Selection of Plan Service Providers
An administrator of a 401(k) plan may have appointed a third party, such as a recordkeeper, that will maintain participant data in the cloud. This enables participants to access their accounts to change investment elections, increase or decrease contributions and perform other transactions without involving the employer.

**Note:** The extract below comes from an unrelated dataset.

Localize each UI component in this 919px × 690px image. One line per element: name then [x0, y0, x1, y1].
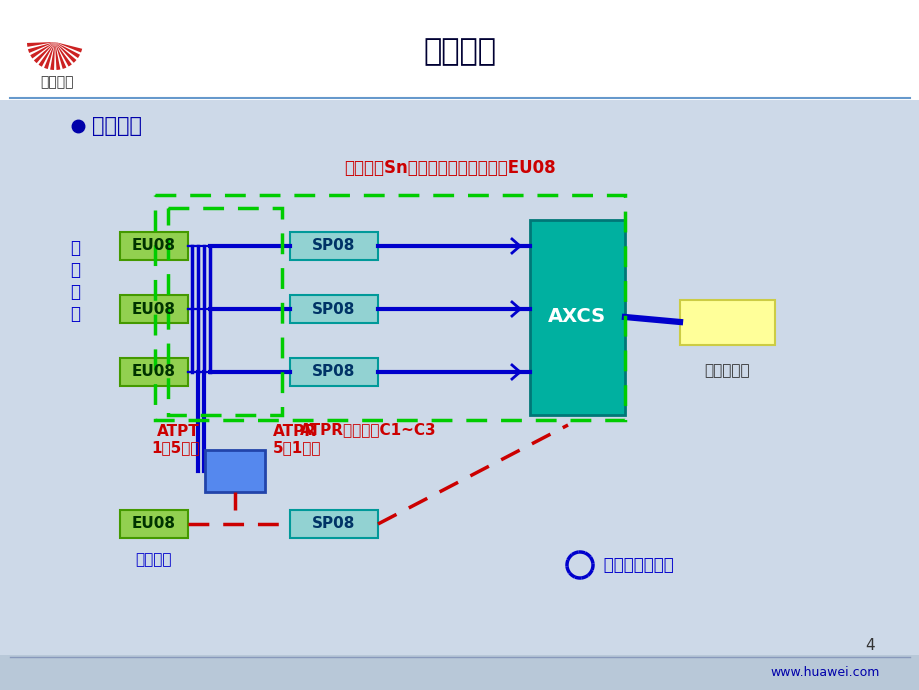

A plan fiduciary must be mindful of its obligations under Section 404(a) in selecting such a service provider. In an information letter issued to Theodore Konshak on Dec. 1, 1997, available at https://www.dol.gov/ebsa/regs/ILs/il120197.html, the DOL stated in part as follows:
In selecting a service provider * * *, the responsible plan fiduciary must engage in an objective process designed to elicit information necessary to assess the qualifications of the service provider, the quality of the work product, and the reasonableness of the fees charged in light of the services provided. In addition, such process should be designed to avoid self-dealing, conflicts of interest or other improper influence. What constitutes an appropriate method of selecting a service provider, however, will depend upon the particular facts and circumstances. Soliciting bids among service providers at the outset is a means by which the fiduciary can obtain the necessary information relevant to the decision-making process. Whether such a process is appropriate in subsequent years may depend, among other things, upon the fiduciary’s knowledge of a service provider’s work product, the cost and quality of services previously provided by the service provider, the fiduciary’s knowledge of prevailing rates for the services, as well as the cost to the plan of conducting a particular selection process. Regardless of the method used, however, the fiduciary must be able to demonstrate compliance with ERISA’s fiduciary standards.
If the DOL were updating the information letter today, the enumerated selection factors might well include an assessment of the proposed service provider’s cybersecurity measures for any participant data to be maintained online.
Given the severe consequences of a data breach, no plan fiduciary should wait until the DOL issues ERISA guidance before addressing cybersecurity issues. Instead, fiduciaries should assume that the security of participant data stored online is their responsibility under ERISA and act accordingly.
In future posts, we will consider such issues as the interaction of ERISA and other federal laws as they relate to data privacy and security, whether ERISA preempts state privacy laws and what criteria, including independent audits, should be used to assessing service providers’ cybersecurity arrangements.